The classification of these materials indicates a growing confidence from federations like the FDA in 3D printed products but it still remains a challenge to get these materials into day-to-day practice with different organisations across the globe requiring varying standards. However companies like EnvisionTEC are working with them to establish guidelines that can smooth out the process for future materials and appliances. Perhaps unsurprisingly, according to both companies, adoption is actually growing much faster in Europe under CE certification than in the U.S..

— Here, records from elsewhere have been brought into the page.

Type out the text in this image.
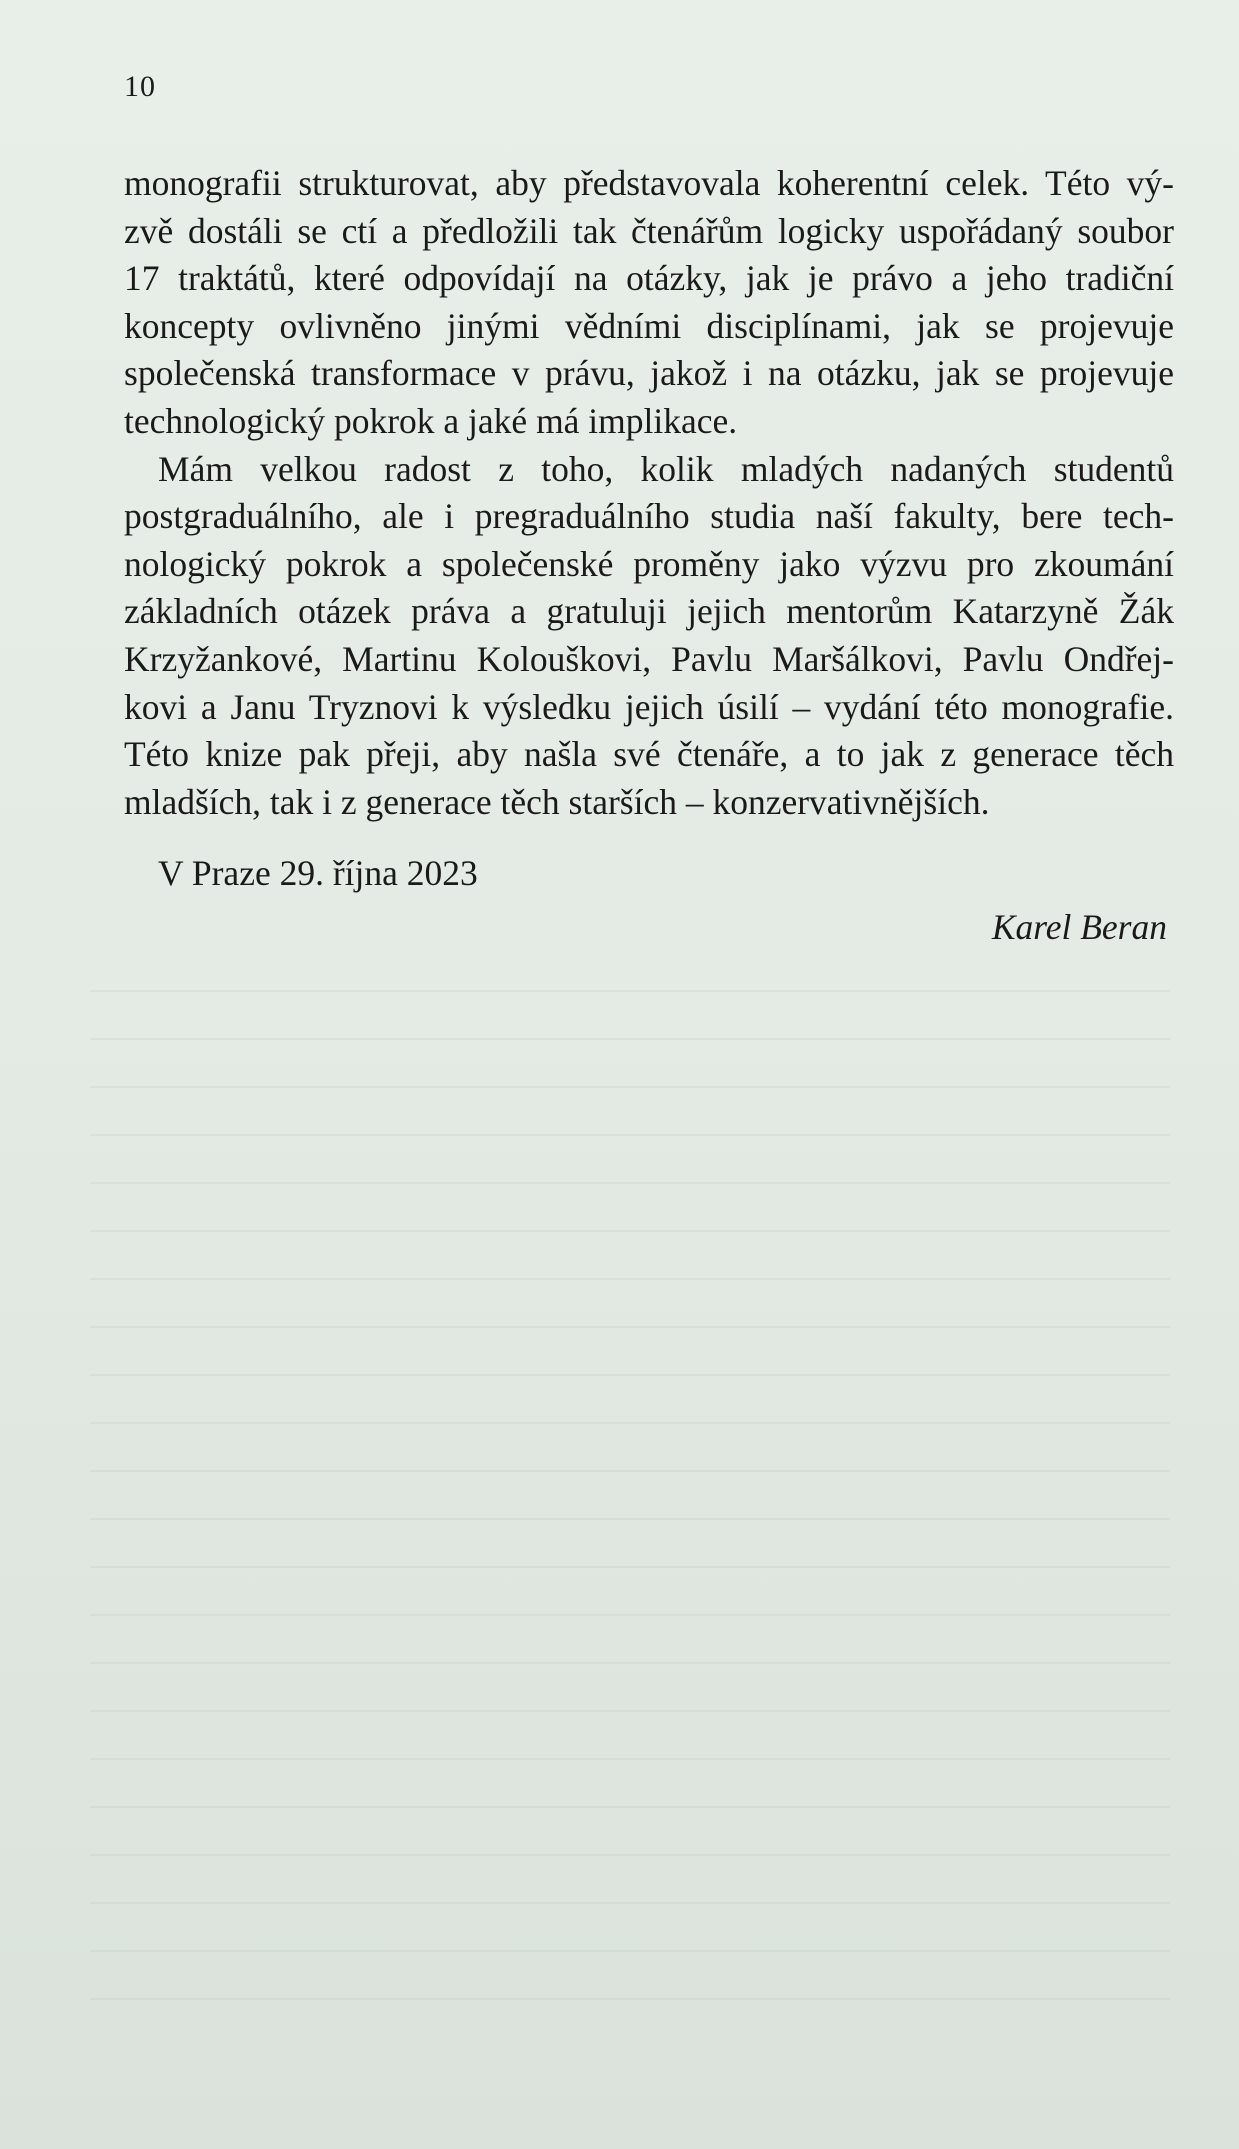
10
monografii strukturovat, aby představovala koherentní celek. Této vý-
zvě dostáli se ctí a předložili tak čtenářům logicky uspořádaný soubor
17 traktátů, které odpovídají na otázky, jak je právo a jeho tradiční
koncepty ovlivněno jinými vědními disciplínami, jak se projevuje
společenská transformace v právu, jakož i na otázku, jak se projevuje
technologický pokrok a jaké má implikace.
Mám velkou radost z toho, kolik mladých nadaných studentů
postgraduálního, ale i pregraduálního studia naší fakulty, bere tech-
nologický pokrok a společenské proměny jako výzvu pro zkoumání
základních otázek práva a gratuluji jejich mentorům Katarzyně Žák
Krzyžankové, Martinu Kolouškovi, Pavlu Maršálkovi, Pavlu Ondřej-
kovi a Janu Tryznovi k výsledku jejich úsilí – vydání této monografie.
Této knize pak přeji, aby našla své čtenáře, a to jak z generace těch
mladších, tak i z generace těch starších – konzervativnějších.
V Praze 29. října 2023
Karel Beran
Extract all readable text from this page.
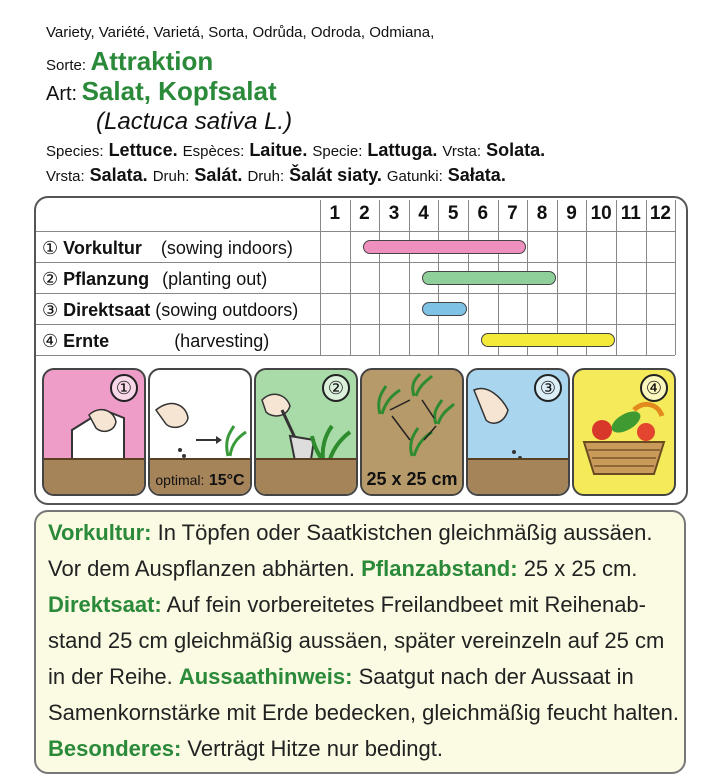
Variety, Variété, Varietá, Sorta, Odrůda, Odroda, Odmiana,
Sorte: Attraktion
Art: Salat, Kopfsalat
(Lactuca sativa L.)
Species: Lettuce. Espèces: Laitue. Specie: Lattuga. Vrsta: Solata.
Vrsta: Salata. Druh: Salát. Druh: Šalát siaty. Gatunki: Sałata.
1	2	3	4	5	6	7	8	9 10 11 12
① Vorkultur (sowing indoors)
② Pflanzung (planting out)
③ Direktsaat (sowing outdoors)
④ Ernte	(harvesting)
①
optimal: 15°C
②
25 x 25 cm
③	④
Vorkultur: In Töpfen oder Saatkistchen gleichmäßig aussäen.
Vor dem Auspflanzen abhärten. Pflanzabstand: 25 x 25 cm.
Direktsaat: Auf fein vorbereitetes Freilandbeet mit Reihenab-
stand 25 cm gleichmäßig aussäen, später vereinzeln auf 25 cm
in der Reihe. Aussaathinweis: Saatgut nach der Aussaat in
Samenkornstärke mit Erde bedecken, gleichmäßig feucht halten.
Besonderes: Verträgt Hitze nur bedingt.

“The FDA has really just started to understand additive processes and one of the first things we're trying to do is establish some standards,” Chris added. “I think as we start to get more advanced with the technology and as we go into this next evolution of machines, standards around accuracy and resolution are going to be much more important for us as a 3D printing company and the same goes for the FDA, they care about how long this material is going to hold its shape, are any of the chemicals going to leak out and actually affect the patient?”
In-house or outsource?
Of course additive developments are happening elsewhere in the dental sector away from resin.
Metals is the AM industry’s fastest growing sector and dental is playing its part in that growth with companies like EOS, Sisma and Concept Laser targeting the industry with dental specific machines and certified materials. Global engineering firm, Renishaw is one company that has strengthened its emphasis on dental with the recent launch of its new Healthcare Centre of Excellence near Cardiff. In keeping with the mission of its Innovation Centre initiative launched last year, the aim is to provide a place for the manufacture of custom medical devices, including dental applications, along with education and training for the life sciences community.
Even for the biggest dental labs, investment in a current metal printing system is much higher than that of any resin based technology on the market and that results in most work being outsourced either before or in place of a machine purchase. Through these centres, Renishaw is providing a familiar environment for professionals to oversee the manufacture of custom devices on its metal AM systems for the likes of LaserAbutments or LaserPFM frameworks, and even practice using the latest technology before implementing it in their own labs. Renishaw provides a complete turnkey system, which comprises a range of scanners such as the blue light DS30 dental scanner and Renishaw Dental Studio software, along with dental frameworks and metal 3D printing. A recent example shared by Renishaw was of Bristol-based CBC, an award winning restorative laboratory, which has improved efficiency and freed up its staff for more profitable lab work since subcontracting its metal framework manufacture to the company. Though outsourced, these complete additive solutions which incorporate multiple forms of advanced equipment are just another way today’s dentists are able to implement 3D technologies into their day-to-day work.
For an active dentist and someone who is passionate about teaching the next wave of dental professionals, Dr. Scherer believes we will see a surge in adoption in the near future and hopes that soon we will be able to directly manufacture fillings, restorations or even final crowns using 3D printing.
“Those going through school right now, every single one of them has expressed an interest in this technology,” Dr. Scherer added. “For dentists, any time you do something for the first time it’s going to be difficult but let them get it in their hands and I can assure you it’s going to be astronomical. The excitement level is palpable.”